Soon after the camp, the Capitals signed Beagle to an American Hockey League contract, which later became a two-way deal with the NHL club. Beagle would spend parts of four seasons with the Hershey Bears, winning back-to-back Calder Cup championships in 2009 and 2010 and earning the occasional NHL call-up.
By the start of the 2011-12 season, as he approached his 26th birthday, Beagle was a full time NHLer. He has gone on to play more than 550 regular-season and playoff games for Washington, and is quietly the third longest-tenured player in the organization, behind only Alex Ovechkin and Nicklas Backstrom.
“You smile every time you see him step up on the ice — 500-plus times in the NHL,” Richmond said. “I don’t know if there are too many undrafted free agents that play that many games with one team, really. None that came out on a tryout, that’s for sure. For a kid coming out on a tryout when nobody on the staff knows him, except me at the time, to end up where he is right now, good for him.”
A RARE TRIFECTA WITHIN REACH
Beagle has stuck around thanks largely to hard work and his serving as a glue guy that does the little things necessary on a championship run. He has been a fixture on the Capitals’ fourth line for years, while serving as a key cog on the penalty kill and consistently ranking among the NHL’s top faceoff men.
Perhaps it’s no coincidence that Beagle could become the first player to complete the trifecta of winning the Kelly Cup (ECHL), Calder Cup (AHL) and Stanley Cup (NHL).
“He’s made for the playoffs,” said goalie Braden Holtby, teammates with Beagle since 2009 with Hershey. “I’ve seen Jay play in the playoffs for a long time. That guy is an absolute warrior. He’s a gamer — he shows up every single game and does the little things right. He’s probably one of, if not the most, respected guy in our locker room.”

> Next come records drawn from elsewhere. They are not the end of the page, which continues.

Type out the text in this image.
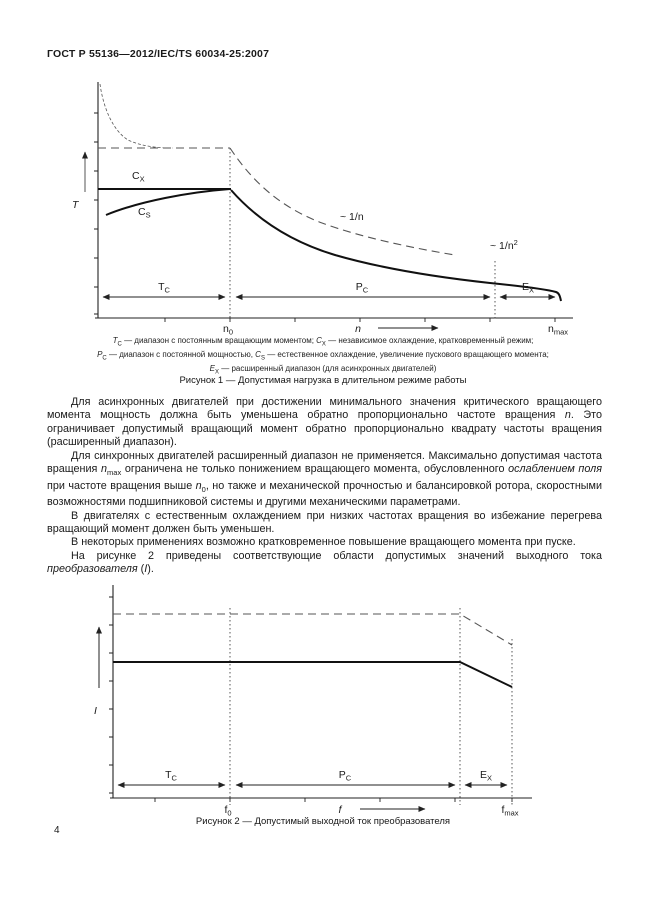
ГОСТ Р 55136—2012/IEC/TS 60034-25:2007
T
$C_X$
$C_S$	~ 1/n
~ $1/n^2$
$T_C$	$P_C$	$E_X$
$n_0$	n	$n_{max}$
$T_C$ — диапазон с постоянным вращающим моментом; $C_X$ — независимое охлаждение, кратковременный режим;
$P_C$ — диапазон с постоянной мощностью, $C_S$ — естественное охлаждение, увеличение пускового вращающего момента;
$E_X$ — расширенный диапазон (для асинхронных двигателей)
Рисунок 1 — Допустимая нагрузка в длительном режиме работы

Для асинхронных двигателей при достижении минимального значения критического вращающего момента мощность должна быть уменьшена обратно пропорционально частоте вращения n. Это ограничивает допустимый вращающий момент обратно пропорционально квадрату частоты вращения (расширенный диапазон).

Для синхронных двигателей расширенный диапазон не применяется. Максимально допустимая частота вращения $n_{max}$ ограничена не только понижением вращающего момента, обусловленного ослаблением поля при частоте вращения выше $n_0$, но также и механической прочностью и балансировкой ротора, скоростными возможностями подшипниковой системы и другими механическими параметрами.

В двигателях с естественным охлаждением при низких частотах вращения во избежание перегрева вращающий момент должен быть уменьшен.

В некоторых применениях возможно кратковременное повышение вращающего момента при пуске.

На рисунке 2 приведены соответствующие области допустимых значений выходного тока преобразователя (I).

I
$T_C$	$P_C$	$E_X$
$f_0$	f	$f_{max}$
Рисунок 2 — Допустимый выходной ток преобразователя
4
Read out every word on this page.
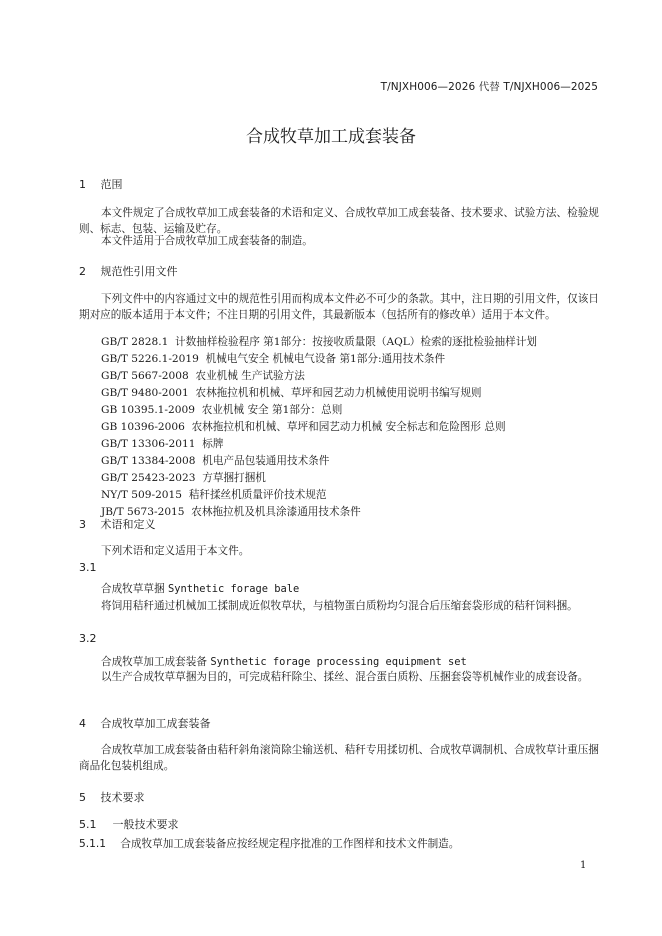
T/NJXH006—2026 代替 T/NJXH006—2025
合成牧草加工成套装备
1 范围
本文件规定了合成牧草加工成套装备的术语和定义、合成牧草加工成套装备、技术要求、试验方法、检验规则、标志、包装、运输及贮存。
本文件适用于合成牧草加工成套装备的制造。
2 规范性引用文件
下列文件中的内容通过文中的规范性引用而构成本文件必不可少的条款。其中，注日期的引用文件，仅该日期对应的版本适用于本文件；不注日期的引用文件，其最新版本（包括所有的修改单）适用于本文件。
GB/T 2828.1  计数抽样检验程序 第1部分：按接收质量限（AQL）检索的逐批检验抽样计划
GB/T 5226.1-2019  机械电气安全 机械电气设备 第1部分:通用技术条件
GB/T 5667-2008  农业机械 生产试验方法
GB/T 9480-2001  农林拖拉机和机械、草坪和园艺动力机械使用说明书编写规则
GB 10395.1-2009  农业机械 安全 第1部分：总则
GB 10396-2006  农林拖拉机和机械、草坪和园艺动力机械 安全标志和危险图形 总则
GB/T 13306-2011  标牌
GB/T 13384-2008  机电产品包装通用技术条件
GB/T 25423-2023  方草捆打捆机
NY/T 509-2015  秸秆揉丝机质量评价技术规范
JB/T 5673-2015  农林拖拉机及机具涂漆通用技术条件
3 术语和定义
下列术语和定义适用于本文件。
3.1
合成牧草草捆 Synthetic forage bale
将饲用秸秆通过机械加工揉制成近似牧草状，与植物蛋白质粉均匀混合后压缩套袋形成的秸秆饲料捆。
3.2
合成牧草加工成套装备 Synthetic forage processing equipment set
以生产合成牧草草捆为目的，可完成秸秆除尘、揉丝、混合蛋白质粉、压捆套袋等机械作业的成套设备。
4 合成牧草加工成套装备
合成牧草加工成套装备由秸秆斜角滚筒除尘输送机、秸秆专用揉切机、合成牧草调制机、合成牧草计重压捆商品化包装机组成。
5 技术要求
5.1 一般技术要求
5.1.1 合成牧草加工成套装备应按经规定程序批准的工作图样和技术文件制造。
1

Beagle has come a long way from the summer camp tryout, to the occasional call-up to one of the most trusted players on a team on the cusp of winning the Stanley Cup.
He also recognizes that this could be his final chance with the only NHL team he’s known. Beagle is in the final year of his contract and is slated to become an unrestricted free agent July 1.
“It’s pretty cool to look back on,” he said. “I’ve been blessed with the opportunities. It’s just amazing. I believe in God and I believe that God has definitely put me in places in for reason. Looking back, it’s just undeniable. It’s been pretty special and obviously Steve Richmond had a huge part in my career because he invited me to that development camp.”
Richmond is in his 16th season with the Capitals and now serves as the club’s Director of Player Development. George McPhee, Richmond’s roommate in 1984 when they both played for the Central Hockey League’s Tulsa Oilers, hired him in Washington in 2002.
“Every scout and coach and GM always has their favorite players,” Richmond said. “Obviously, I have a special interest in Jay because I was there from the beginning. Every time I see him play, I smile. My wife does too because she knows the story. She’s a big Jay Beagle fan. But who isn’t a Jay Beagle fan?!”
“He’s an ultimate pro,” said teammate T.J. Oshie. “He comes to the rink every day and puts in twice the effort and twice the work as everyone else.”
It was that work ethic that earned Beagle an invite to the Capitals summer development all those years ago, and has allowed him to flourish with a Stanley Cup in sight.
“It’s crazy when you look back it,” said Beagle, who has two goals and eight points in 22 games this spring. “It’s been a great journey and I want to continue that journey. This organization has given me so much and it’s a great organization to be a part of. It’s been an awesome ride.”
“It’s a great story,” Richmond said. “But he wrote it. We were just taking notes. He was a great find for us and he’s a great inspiration for anybody who plays hockey, just what hard work will do for you.”